The grounding of Ireland’s first charity air ambulance service due to the Covid-19 pandemic halting fundraising activities will cost lives, an executive with the service has warned.
Ruth Bruton, operations manager with the Irish Community Rapid Response Air Ambulance Service, said it had taken the decision to ground the service indefinitely from April 3rd with deep regret.
Ms Bruton said that the service, which is staffed by National Ambulance Service personnel, had flown more than 350 missions since it began operations last September.
“We are very upset that lives will be lost due to the grounding of this service at this time, especially given how vital frontline medical support is during the Covid-19 pandemic and how successful the service has been to date,” she said.
Ms Bruton said the service had already made cost-cutting measures including the laying off of non-essential staff, cutting staff hours and introducing a five-day operational week to try to keep operating.
She said restrictions on gatherings in an attempt to stop the spread of the virus had led to “all fundraising avenues being extinguished”.

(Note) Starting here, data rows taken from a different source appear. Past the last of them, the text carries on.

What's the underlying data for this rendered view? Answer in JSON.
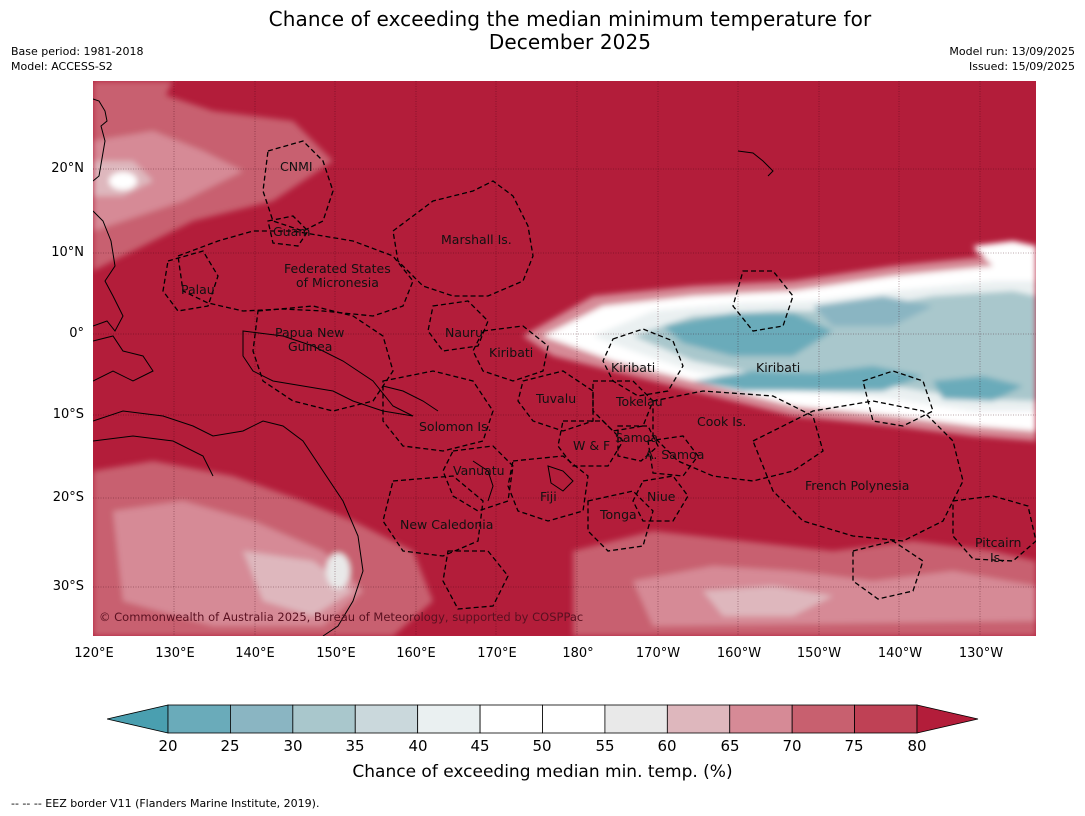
{
  "title_line1": "Chance of exceeding the median minimum temperature for",
  "title_line2": "December 2025",
  "meta": {
    "base_period": "Base period: 1981-2018",
    "model": "Model: ACCESS-S2",
    "model_run": "Model run: 13/09/2025",
    "issued": "Issued: 15/09/2025"
  },
  "lat_ticks": [
    "20°N",
    "10°N",
    "0°",
    "10°S",
    "20°S",
    "30°S"
  ],
  "lon_ticks": [
    "120°E",
    "130°E",
    "140°E",
    "150°E",
    "160°E",
    "170°E",
    "180°",
    "170°W",
    "160°W",
    "150°W",
    "140°W",
    "130°W"
  ],
  "region_labels": {
    "cnmi": "CNMI",
    "guam": "Guam",
    "marshall": "Marshall Is.",
    "fsm_1": "Federated States",
    "fsm_2": "of Micronesia",
    "palau": "Palau",
    "png_1": "Papua New",
    "png_2": "Guinea",
    "nauru": "Nauru",
    "kiribati_w": "Kiribati",
    "kiribati_c": "Kiribati",
    "kiribati_e": "Kiribati",
    "tuvalu": "Tuvalu",
    "tokelau": "Tokelau",
    "cook": "Cook Is.",
    "solomon": "Solomon Is.",
    "wf": "W & F",
    "samoa": "Samoa",
    "asamoa": "A. Samoa",
    "vanuatu": "Vanuatu",
    "fiji": "Fiji",
    "niue": "Niue",
    "tonga": "Tonga",
    "french_polynesia": "French Polynesia",
    "pitcairn_1": "Pitcairn",
    "pitcairn_2": "Is.",
    "new_caledonia": "New Caledonia"
  },
  "copyright": "© Commonwealth of Australia 2025, Bureau of Meteorology, supported by COSPPac",
  "colorbar": {
    "ticks": [
      "20",
      "25",
      "30",
      "35",
      "40",
      "45",
      "50",
      "55",
      "60",
      "65",
      "70",
      "75",
      "80"
    ],
    "colors": [
      "#4a9fb0",
      "#6aabba",
      "#8ab5c2",
      "#a9c7cc",
      "#cad8dc",
      "#eaf0f1",
      "#ffffff",
      "#ffffff",
      "#e9e9e9",
      "#deb7bd",
      "#d68a96",
      "#c8606f",
      "#bf4155",
      "#b31d3a"
    ],
    "label": "Chance of exceeding median min. temp. (%)"
  },
  "footnote": "--  --  -- EEZ border V11 (Flanders Marine Institute, 2019)."
}
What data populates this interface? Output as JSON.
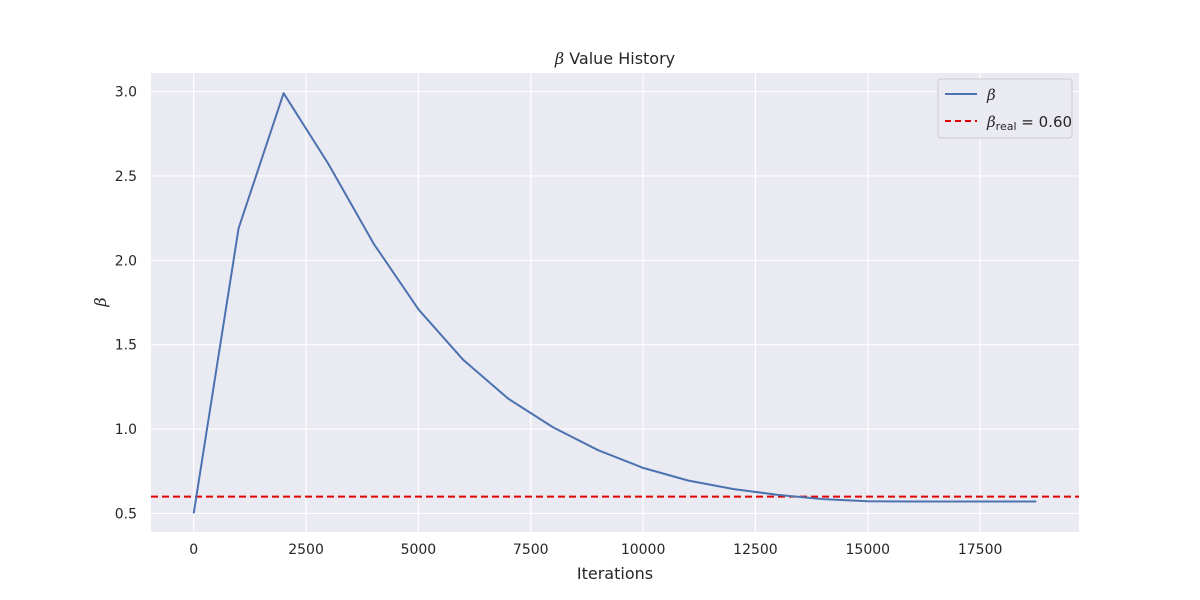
{
  "chart_data": {
    "type": "line",
    "title": {
      "symbol": "β",
      "text": " Value History"
    },
    "xlabel": "Iterations",
    "ylabel": "β",
    "xlim": [
      -950,
      19700
    ],
    "ylim": [
      0.39,
      3.11
    ],
    "xticks": [
      0,
      2500,
      5000,
      7500,
      10000,
      12500,
      15000,
      17500
    ],
    "yticks": [
      0.5,
      1.0,
      1.5,
      2.0,
      2.5,
      3.0
    ],
    "xtick_labels": [
      "0",
      "2500",
      "5000",
      "7500",
      "10000",
      "12500",
      "15000",
      "17500"
    ],
    "ytick_labels": [
      "0.5",
      "1.0",
      "1.5",
      "2.0",
      "2.5",
      "3.0"
    ],
    "grid": true,
    "legend_position": "top-right",
    "series": [
      {
        "name": "β",
        "style": "solid",
        "color": "#4c72b0",
        "x": [
          0,
          1000,
          2000,
          3000,
          4000,
          5000,
          6000,
          7000,
          8000,
          9000,
          10000,
          11000,
          12000,
          13000,
          14000,
          15000,
          16000,
          17000,
          18000,
          18750
        ],
        "y": [
          0.5,
          2.19,
          2.99,
          2.57,
          2.1,
          1.71,
          1.41,
          1.18,
          1.01,
          0.875,
          0.77,
          0.695,
          0.645,
          0.61,
          0.585,
          0.572,
          0.571,
          0.571,
          0.571,
          0.571
        ]
      }
    ],
    "reference_lines": [
      {
        "name_symbol": "β",
        "name_subscript": "real",
        "name_suffix": " = 0.60",
        "y": 0.6,
        "style": "dashed",
        "color": "#e00000"
      }
    ],
    "colors": {
      "background": "#eaeaf2",
      "grid": "#ffffff"
    }
  }
}
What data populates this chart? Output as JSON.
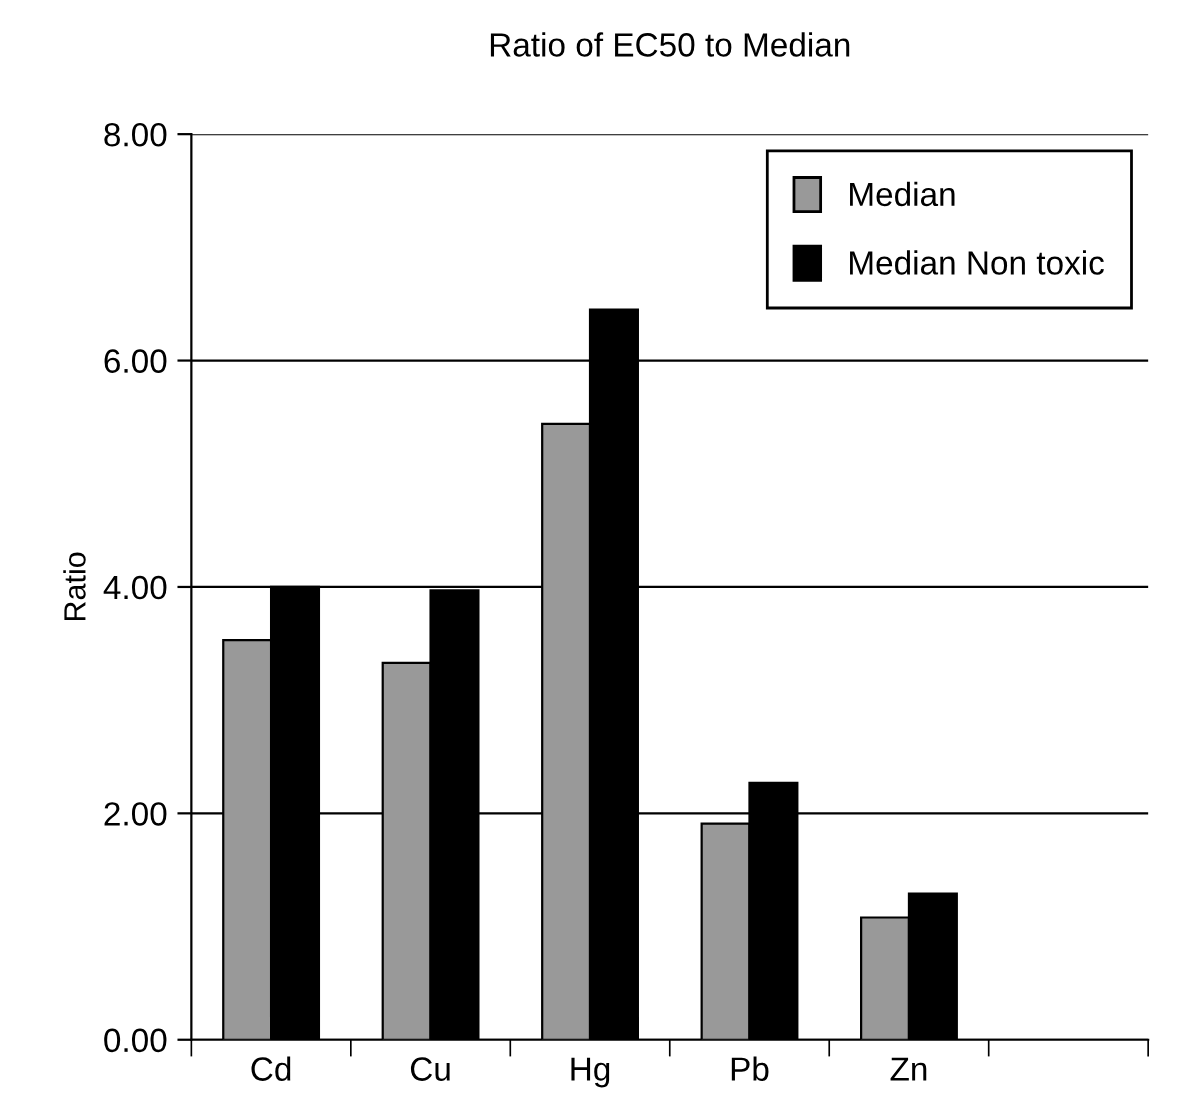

The service, based in Rathcoole, Co Cork, sought interim support from the Government but said it was yet to receive a reply from the authorities.
Ms Bruton said keeping the service operational was vital for two million residents of Munster and south Leinster as “cardiac arrests, strokes, farming accidents and road traffic collisions still occur amid the Covid-19 pandemic”.
The service has previously said each of its missions costs an average of €3,500. The National Ambulance Service covers the wages of medical personnel as well as the cost of medical equipment and medical consumables with the service covering the flight-related costs.